4. Cross-validation across menu, consumer, and social data
A food or beverage emerging on menus with no consumer awareness is interesting. A food or beverage whose consumer awareness and social mentions are growing is a strong indicator of a true trend. Datassential validates across all three data sources simultaneously. A great example of a meaningful emerging trend today? Hojicha appears on less than one percent of menus today, but it’s growing across social mentions and showing rising awareness among younger and Asian consumers. The menu data is the signal; the consumer and social data confirm it’s not a fluke. This can also work when social or consumer data provides the signal; the key is to analyze the data holistically.
Fads Are Not the Enemy
The fad vs. trend debate sometimes gets framed as a question of legitimacy, as if only “real” trends deserve attention, but that’s the wrong framing.
Fads are real market signals. They just require a different response. The question isn’t whether something is a fad or a trend. It’s whether it’s an easy operational lift, whether it supports your brand narrative, and whether it can drive a social moment even if it doesn’t drive long-term volume. Sushi burritos may never be a permanent menu staple, but the broader trends they signaled (cultural mash-ups and the evolution of Asian cuisine) very much are.

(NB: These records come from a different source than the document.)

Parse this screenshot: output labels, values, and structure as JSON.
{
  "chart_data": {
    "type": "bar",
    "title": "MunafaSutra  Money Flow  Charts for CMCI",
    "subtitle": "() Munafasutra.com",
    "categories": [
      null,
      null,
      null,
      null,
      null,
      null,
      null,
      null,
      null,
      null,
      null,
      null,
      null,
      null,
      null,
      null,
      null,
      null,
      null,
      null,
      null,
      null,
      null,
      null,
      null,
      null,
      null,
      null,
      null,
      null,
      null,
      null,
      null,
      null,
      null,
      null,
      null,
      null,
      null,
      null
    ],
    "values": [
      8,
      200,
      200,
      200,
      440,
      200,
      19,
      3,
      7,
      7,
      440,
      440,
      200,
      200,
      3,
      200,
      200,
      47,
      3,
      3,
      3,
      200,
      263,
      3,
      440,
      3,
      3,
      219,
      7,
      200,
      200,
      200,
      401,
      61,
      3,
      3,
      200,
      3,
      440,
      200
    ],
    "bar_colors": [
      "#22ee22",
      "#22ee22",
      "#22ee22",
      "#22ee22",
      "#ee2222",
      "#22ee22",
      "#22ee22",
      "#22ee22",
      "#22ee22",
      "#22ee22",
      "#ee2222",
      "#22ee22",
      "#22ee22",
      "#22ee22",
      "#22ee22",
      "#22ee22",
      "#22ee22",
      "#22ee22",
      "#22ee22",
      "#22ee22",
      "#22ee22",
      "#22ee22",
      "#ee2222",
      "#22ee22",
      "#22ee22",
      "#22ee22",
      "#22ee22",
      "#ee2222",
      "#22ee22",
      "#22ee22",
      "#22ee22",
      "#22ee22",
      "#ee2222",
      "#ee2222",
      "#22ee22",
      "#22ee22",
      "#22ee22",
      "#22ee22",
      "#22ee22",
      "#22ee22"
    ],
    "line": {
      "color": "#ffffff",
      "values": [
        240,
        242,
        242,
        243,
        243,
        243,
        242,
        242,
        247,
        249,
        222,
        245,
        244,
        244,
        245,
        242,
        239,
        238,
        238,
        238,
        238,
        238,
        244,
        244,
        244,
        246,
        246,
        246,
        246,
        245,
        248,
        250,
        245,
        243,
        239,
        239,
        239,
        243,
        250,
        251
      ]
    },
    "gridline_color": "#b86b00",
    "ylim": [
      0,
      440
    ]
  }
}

More often, what looks like a fad is actually a collection of related moments that, taken together, indicate the start of something larger. That’s how trends emerge: as clusters of seemingly unrelated fads coalescing around a common consumer truth.

Why Your AI Tool Might
Be Getting Trends Wrong
This is where it gets important.
As AI becomes embedded in food and beverage workflows, more teams are asking their LLMs trend questions. And the results are inconsistent in ways that matter. To illustrate this, Datassential ran a simple test: asking which generation loves mocktails the most to four different sources — Datassential AI, ChatGPT, Claude, and Gemini.

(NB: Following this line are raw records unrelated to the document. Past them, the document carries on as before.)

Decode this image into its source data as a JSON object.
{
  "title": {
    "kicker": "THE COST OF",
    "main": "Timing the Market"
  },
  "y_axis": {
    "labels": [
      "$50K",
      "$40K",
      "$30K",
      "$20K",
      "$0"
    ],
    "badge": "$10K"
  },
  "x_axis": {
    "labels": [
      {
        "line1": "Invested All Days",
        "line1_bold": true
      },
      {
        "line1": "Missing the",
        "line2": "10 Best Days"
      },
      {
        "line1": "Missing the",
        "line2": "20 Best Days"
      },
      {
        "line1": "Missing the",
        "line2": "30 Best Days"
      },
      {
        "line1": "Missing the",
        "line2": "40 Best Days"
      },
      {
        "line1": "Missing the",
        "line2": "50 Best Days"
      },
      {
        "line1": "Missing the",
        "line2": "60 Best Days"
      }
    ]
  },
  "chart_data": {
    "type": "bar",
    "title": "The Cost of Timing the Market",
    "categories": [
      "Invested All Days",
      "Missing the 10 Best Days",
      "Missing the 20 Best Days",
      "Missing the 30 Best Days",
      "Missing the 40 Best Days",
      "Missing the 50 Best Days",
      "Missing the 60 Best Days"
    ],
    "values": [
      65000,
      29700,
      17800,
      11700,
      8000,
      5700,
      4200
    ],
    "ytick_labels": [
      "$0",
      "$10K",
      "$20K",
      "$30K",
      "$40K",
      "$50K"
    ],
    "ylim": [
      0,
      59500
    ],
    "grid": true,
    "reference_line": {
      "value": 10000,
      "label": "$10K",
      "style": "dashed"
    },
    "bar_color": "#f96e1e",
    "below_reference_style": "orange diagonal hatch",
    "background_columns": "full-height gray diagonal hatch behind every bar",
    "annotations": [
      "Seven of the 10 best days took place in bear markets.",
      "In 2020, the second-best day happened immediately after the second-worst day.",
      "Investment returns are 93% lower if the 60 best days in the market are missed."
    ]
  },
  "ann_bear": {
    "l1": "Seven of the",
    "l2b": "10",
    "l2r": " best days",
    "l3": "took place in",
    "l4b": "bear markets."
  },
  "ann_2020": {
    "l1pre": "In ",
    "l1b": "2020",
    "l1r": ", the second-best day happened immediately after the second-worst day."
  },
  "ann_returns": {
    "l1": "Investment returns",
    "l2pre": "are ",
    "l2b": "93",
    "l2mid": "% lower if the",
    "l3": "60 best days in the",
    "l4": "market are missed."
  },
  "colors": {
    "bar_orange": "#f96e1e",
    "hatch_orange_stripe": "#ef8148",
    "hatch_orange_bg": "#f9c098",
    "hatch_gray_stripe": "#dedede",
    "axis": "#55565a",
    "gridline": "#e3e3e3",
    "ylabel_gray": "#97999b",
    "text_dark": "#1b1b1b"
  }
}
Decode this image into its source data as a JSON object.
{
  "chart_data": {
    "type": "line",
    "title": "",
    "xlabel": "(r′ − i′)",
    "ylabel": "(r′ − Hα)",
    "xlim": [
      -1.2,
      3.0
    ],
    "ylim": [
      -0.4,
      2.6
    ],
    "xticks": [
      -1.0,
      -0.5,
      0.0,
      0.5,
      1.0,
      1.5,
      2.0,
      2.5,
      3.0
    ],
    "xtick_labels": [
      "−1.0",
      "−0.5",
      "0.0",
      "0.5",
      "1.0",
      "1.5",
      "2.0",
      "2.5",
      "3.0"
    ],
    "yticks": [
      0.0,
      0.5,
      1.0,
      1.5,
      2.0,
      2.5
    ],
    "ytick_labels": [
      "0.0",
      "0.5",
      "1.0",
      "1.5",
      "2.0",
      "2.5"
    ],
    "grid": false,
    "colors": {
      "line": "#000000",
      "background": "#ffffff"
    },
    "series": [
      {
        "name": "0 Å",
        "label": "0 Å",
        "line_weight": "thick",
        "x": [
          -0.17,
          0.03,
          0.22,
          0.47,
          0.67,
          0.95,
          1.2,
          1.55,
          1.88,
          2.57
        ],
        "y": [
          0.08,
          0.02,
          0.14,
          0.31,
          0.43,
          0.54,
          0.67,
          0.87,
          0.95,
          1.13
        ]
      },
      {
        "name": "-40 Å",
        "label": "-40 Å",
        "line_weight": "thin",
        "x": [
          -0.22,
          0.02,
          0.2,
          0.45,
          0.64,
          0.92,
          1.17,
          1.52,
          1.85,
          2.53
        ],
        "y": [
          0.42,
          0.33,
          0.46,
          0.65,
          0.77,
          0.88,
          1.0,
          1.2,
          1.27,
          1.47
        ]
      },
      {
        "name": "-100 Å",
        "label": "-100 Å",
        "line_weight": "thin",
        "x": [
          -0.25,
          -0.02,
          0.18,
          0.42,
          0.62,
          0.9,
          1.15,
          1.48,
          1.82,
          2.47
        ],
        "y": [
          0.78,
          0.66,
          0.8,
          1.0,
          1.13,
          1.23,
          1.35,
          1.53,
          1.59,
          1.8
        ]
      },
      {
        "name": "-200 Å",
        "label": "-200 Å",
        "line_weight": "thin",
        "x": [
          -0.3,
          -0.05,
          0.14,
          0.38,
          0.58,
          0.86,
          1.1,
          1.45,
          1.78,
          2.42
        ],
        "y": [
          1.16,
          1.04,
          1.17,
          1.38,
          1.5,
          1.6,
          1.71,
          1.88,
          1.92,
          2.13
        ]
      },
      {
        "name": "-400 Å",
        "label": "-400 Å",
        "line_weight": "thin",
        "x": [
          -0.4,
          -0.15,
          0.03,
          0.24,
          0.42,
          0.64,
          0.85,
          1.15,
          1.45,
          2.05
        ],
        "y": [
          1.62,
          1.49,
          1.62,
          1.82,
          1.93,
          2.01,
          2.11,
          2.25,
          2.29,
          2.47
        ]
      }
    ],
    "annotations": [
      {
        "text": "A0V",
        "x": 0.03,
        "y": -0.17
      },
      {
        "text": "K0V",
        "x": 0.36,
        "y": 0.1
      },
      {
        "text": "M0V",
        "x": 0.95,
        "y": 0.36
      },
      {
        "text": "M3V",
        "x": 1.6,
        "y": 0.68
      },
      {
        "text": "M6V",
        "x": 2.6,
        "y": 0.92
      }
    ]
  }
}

Three of the four got the right answer (Gen Z). One did not. That’s not a rounding error — that’s a divergent business recommendation depending on which tool your team happened to use that day.
More problematically, when the answers were traced back to their sources, the underlying data ranged from blog posts to Instagram content, with articles spanning multiple years and lacking a consistent methodology for comparing across demographics.
Your AI is only as good as the data it’s built on. Generic LLMs are trained on publicly available internet content — scraped, inconsistently structured, and often outdated. They can produce fluent, confident-sounding answers about food trends. What they can’t do is tell you whether consumer awareness of a flavor is growing or plateauing (or by how much), which generations over-index for a specific product affinity, or what the future growth projection for an ingredient looks like based on meticulously coded, longitudinal menu tracking.
Datassential AI is built on a fundamentally different foundation: 500,000+ consumers surveyed annually, 20+ years of menu data, and decades of expert classification by food and beverage specialists. The answers it produces aren’t just more accurate; they are transparent. You can see the underlying data, cut it by demographic, and go from a chat response directly into the tool to verify the full picture.
That’s the difference between an answer that sounds right and an answer you can defend in a business review.